Isotopic Raman broadening due to Anderson localization of harmonic phonons in partially deuterated ice VII and VIII

Raman spectra from molecular systems are typically regarded as comprising a set of sharp peaks. These arise from both single-molecule modes and extended $\mathrm{\Gamma }$ point phonons being, in theory, harmonic oscillators. Broadening is typically assigned to thermal, linewidth, and anharmonic effects. Here we measure significant broadening in the Raman signal from partially deuterated water ices VII and VIII, which is absent in the pure systems. This isotopic broadening is much greater than any anharmonic effects and is reproduced by lattice dynamics calculations assuming only harmonic bonding. Instead, it arises from mass disorder induced phonon localization. This localization leads to many overlapping modes with a range of frequencies dependant on local isotopic environment and Raman activity due to lack of distinct molecular or crystalline symmetry.

Figure 1

Raman spectra of ice VII at 10 GPa. (a), (b), (c): the lattice modes, background subtracted O-D stretching region, and O-H stretching region experimentally observed. (d), (e), (f): DFT simulation of the same regions. Intensity scale varies between frames. The dotted lines under the simulated spectra of the isotopically mixed system give the projections of the modes onto each molecular species.

Figure 2

Experimental ice VII Raman mode frequencies vs. pressure for various isotopic compositions: (a) the O-H stretching region, (b) the O-D stretching region, (c) the lattice modes.

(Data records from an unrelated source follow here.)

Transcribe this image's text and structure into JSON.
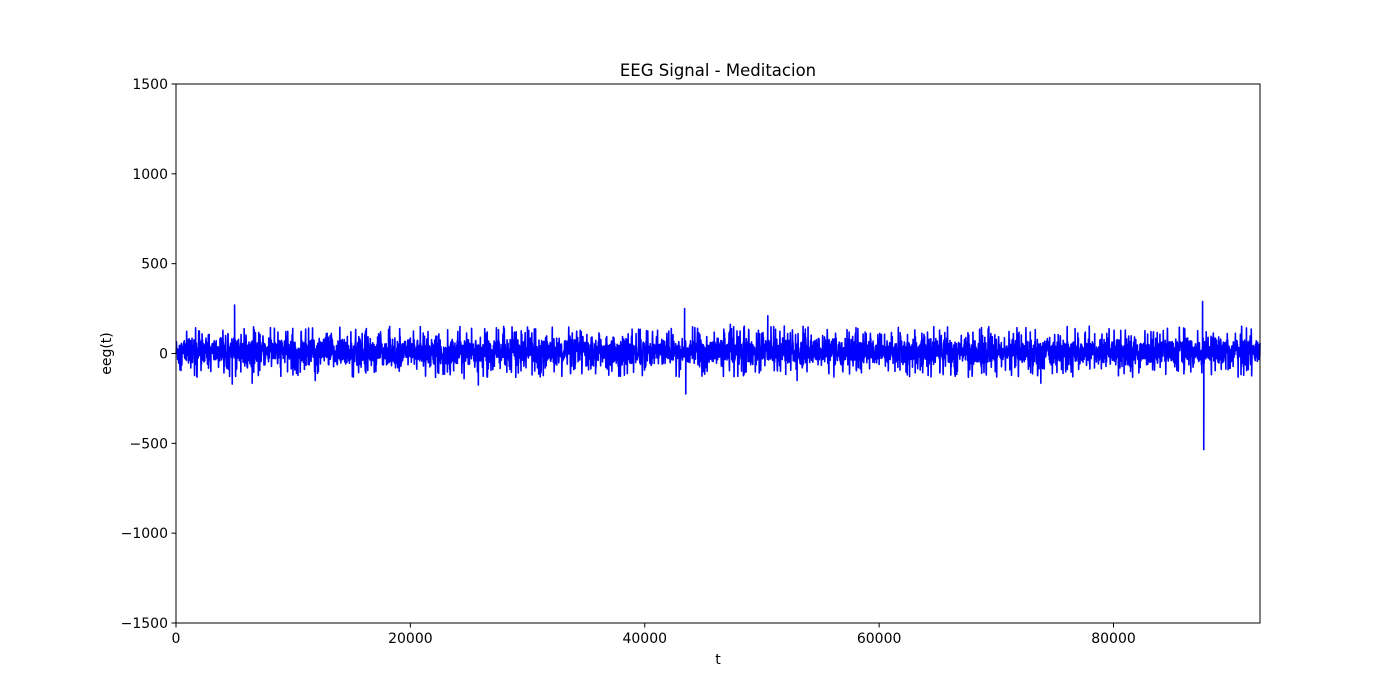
{
  "chart_data": {
    "type": "line",
    "title": "EEG Signal - Meditacion",
    "xlabel": "t",
    "ylabel": "eeg(t)",
    "xlim": [
      0,
      92500
    ],
    "ylim": [
      -1500,
      1500
    ],
    "xticks": [
      0,
      20000,
      40000,
      60000,
      80000
    ],
    "xtick_labels": [
      "0",
      "20000",
      "40000",
      "60000",
      "80000"
    ],
    "yticks": [
      -1500,
      -1000,
      -500,
      0,
      500,
      1000,
      1500
    ],
    "ytick_labels": [
      "−1500",
      "−1000",
      "−500",
      "0",
      "500",
      "1000",
      "1500"
    ],
    "grid": false,
    "series": [
      {
        "color": "#0000ff",
        "baseline_mean": 10,
        "typical_band": [
          -70,
          120
        ],
        "n_samples_approx": 92500,
        "notable_extremes": [
          {
            "x": 5000,
            "y": 270
          },
          {
            "x": 4800,
            "y": -170
          },
          {
            "x": 6500,
            "y": -165
          },
          {
            "x": 25800,
            "y": -175
          },
          {
            "x": 43400,
            "y": 250
          },
          {
            "x": 43500,
            "y": -225
          },
          {
            "x": 50500,
            "y": 210
          },
          {
            "x": 53000,
            "y": -150
          },
          {
            "x": 73800,
            "y": -165
          },
          {
            "x": 87600,
            "y": 290
          },
          {
            "x": 87700,
            "y": -535
          }
        ]
      }
    ]
  }
}
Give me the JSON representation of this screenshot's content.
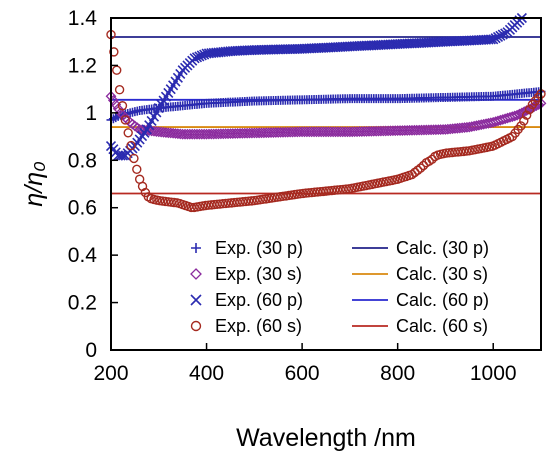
{
  "chart_data": {
    "type": "scatter",
    "title": "",
    "xlabel": "Wavelength /nm",
    "ylabel": "η/η₀",
    "xlim": [
      200,
      1100
    ],
    "ylim": [
      0,
      1.4
    ],
    "x_ticks": [
      200,
      400,
      600,
      800,
      1000
    ],
    "y_ticks": [
      0,
      0.2,
      0.4,
      0.6,
      0.8,
      1,
      1.2,
      1.4
    ],
    "x_tick_labels": [
      "200",
      "400",
      "600",
      "800",
      "1000"
    ],
    "y_tick_labels": [
      "0",
      "0.2",
      "0.4",
      "0.6",
      "0.8",
      "1",
      "1.2",
      "1.4"
    ],
    "grid": false,
    "legend_position": "bottom-right, two columns",
    "exp_series": [
      {
        "name": "Exp. (30 p)",
        "marker": "plus",
        "color": "#2b2bb0",
        "x": [
          200,
          220,
          240,
          260,
          300,
          350,
          400,
          500,
          600,
          700,
          800,
          900,
          1000,
          1100
        ],
        "y": [
          0.97,
          0.99,
          1.0,
          1.01,
          1.02,
          1.03,
          1.04,
          1.05,
          1.055,
          1.06,
          1.06,
          1.065,
          1.07,
          1.09
        ]
      },
      {
        "name": "Exp. (30 s)",
        "marker": "diamond",
        "color": "#8b2b9e",
        "x": [
          200,
          220,
          240,
          260,
          300,
          350,
          400,
          500,
          600,
          700,
          800,
          900,
          950,
          1000,
          1050,
          1100
        ],
        "y": [
          1.07,
          1.0,
          0.96,
          0.93,
          0.92,
          0.91,
          0.91,
          0.915,
          0.92,
          0.92,
          0.925,
          0.93,
          0.94,
          0.96,
          0.99,
          1.04
        ]
      },
      {
        "name": "Exp. (60 p)",
        "marker": "x",
        "color": "#2b2bb0",
        "x": [
          200,
          215,
          230,
          250,
          275,
          300,
          325,
          350,
          375,
          400,
          450,
          500,
          600,
          700,
          800,
          900,
          950,
          1000,
          1030,
          1060
        ],
        "y": [
          0.86,
          0.82,
          0.82,
          0.86,
          0.93,
          1.02,
          1.1,
          1.18,
          1.23,
          1.25,
          1.26,
          1.265,
          1.27,
          1.28,
          1.29,
          1.3,
          1.305,
          1.31,
          1.34,
          1.4
        ]
      },
      {
        "name": "Exp. (60 s)",
        "marker": "circle",
        "color": "#a52a20",
        "x": [
          200,
          205,
          212,
          220,
          230,
          240,
          250,
          260,
          270,
          280,
          300,
          340,
          370,
          400,
          450,
          500,
          550,
          600,
          650,
          700,
          750,
          800,
          830,
          850,
          860,
          870,
          880,
          900,
          950,
          1000,
          1020,
          1040,
          1060,
          1080,
          1100
        ],
        "y": [
          1.33,
          1.27,
          1.18,
          1.07,
          0.97,
          0.88,
          0.79,
          0.72,
          0.67,
          0.64,
          0.63,
          0.62,
          0.6,
          0.61,
          0.62,
          0.63,
          0.645,
          0.66,
          0.67,
          0.68,
          0.7,
          0.72,
          0.74,
          0.77,
          0.79,
          0.8,
          0.82,
          0.83,
          0.84,
          0.86,
          0.88,
          0.9,
          0.95,
          1.03,
          1.08
        ]
      }
    ],
    "calc_series": [
      {
        "name": "Calc. (30 p)",
        "color": "#22228a",
        "x": [
          200,
          1100
        ],
        "y": [
          1.32,
          1.32
        ]
      },
      {
        "name": "Calc. (30 s)",
        "color": "#d98a10",
        "x": [
          200,
          1100
        ],
        "y": [
          0.94,
          0.94
        ]
      },
      {
        "name": "Calc. (60 p)",
        "color": "#2a2ad0",
        "x": [
          200,
          1100
        ],
        "y": [
          1.055,
          1.055
        ]
      },
      {
        "name": "Calc. (60 s)",
        "color": "#b82a22",
        "x": [
          200,
          1100
        ],
        "y": [
          0.66,
          0.66
        ]
      }
    ]
  }
}
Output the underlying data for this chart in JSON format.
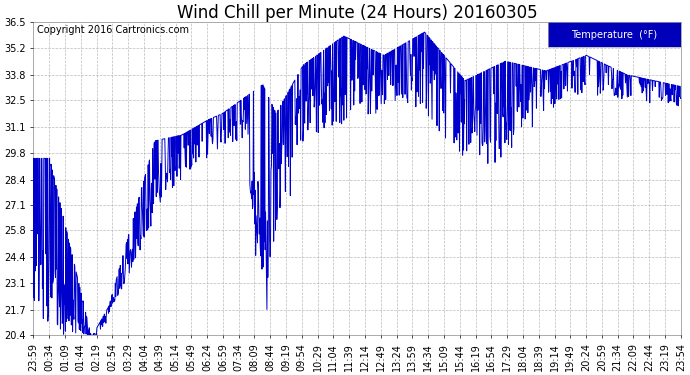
{
  "title": "Wind Chill per Minute (24 Hours) 20160305",
  "copyright_text": "Copyright 2016 Cartronics.com",
  "legend_label": "Temperature  (°F)",
  "legend_bg_color": "#0000bb",
  "legend_text_color": "#ffffff",
  "line_color": "#0000cc",
  "bg_color": "#ffffff",
  "plot_bg_color": "#ffffff",
  "grid_color": "#aaaaaa",
  "grid_style": "--",
  "ylim": [
    20.4,
    36.5
  ],
  "yticks": [
    20.4,
    21.7,
    23.1,
    24.4,
    25.8,
    27.1,
    28.4,
    29.8,
    31.1,
    32.5,
    33.8,
    35.2,
    36.5
  ],
  "xtick_labels": [
    "23:59",
    "00:34",
    "01:09",
    "01:44",
    "02:19",
    "02:54",
    "03:29",
    "04:04",
    "04:39",
    "05:14",
    "05:49",
    "06:24",
    "06:59",
    "07:34",
    "08:09",
    "08:44",
    "09:19",
    "09:54",
    "10:29",
    "11:04",
    "11:39",
    "12:14",
    "12:49",
    "13:24",
    "13:59",
    "14:34",
    "15:09",
    "15:44",
    "16:19",
    "16:54",
    "17:29",
    "18:04",
    "18:39",
    "19:14",
    "19:49",
    "20:24",
    "20:59",
    "21:34",
    "22:09",
    "22:44",
    "23:19",
    "23:54"
  ],
  "title_fontsize": 12,
  "copyright_fontsize": 7,
  "axis_fontsize": 7,
  "linewidth": 0.7
}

Both the maximum intensity and FWHM of the stretching features for 50% deuterated ice are shown, revealing substantial broadening in the O-H stretch region with increased pressure.

Figure 3

(a) DFT zone-center phonon DOS's for the ice VIII structure at 10 GPa for ${\mathrm{H}}_2\mathrm{O}, {\mathrm{D}}_2\mathrm{O}$, and the 50:50 mixture (averaged over 16 isotope distributions). (b) Example 16-molecule supercell for mixture phonon calculations; O/H/D atoms are red/white/blue spheres. (c) Simulated Raman and IR intensities for the same structures. (d) Inverse participation ratio (IPR) distribution for the phonons of the three compounds.

Figure 4

Analysis of DFT phonon data of the ice VIII 50:50 isotope mixture at 10 GPa, colors refer to molecule type within the partially deuterated ice. (a), (c) Zone-centered phonon DOS and simulated Raman projected onto ${\mathrm{H}}_2\mathrm{O}/{\mathrm{D}}_2\mathrm{O}$/HOD molecules. (b) Inverse participation ratio (IPR) $L_{\nu }$ of O-D and O-H vibrons against frequency, shaded by Raman activity (using all data from 16 configurations). (d) Distribution of $L_{\nu }$, with modes assigned to dominant molecule type.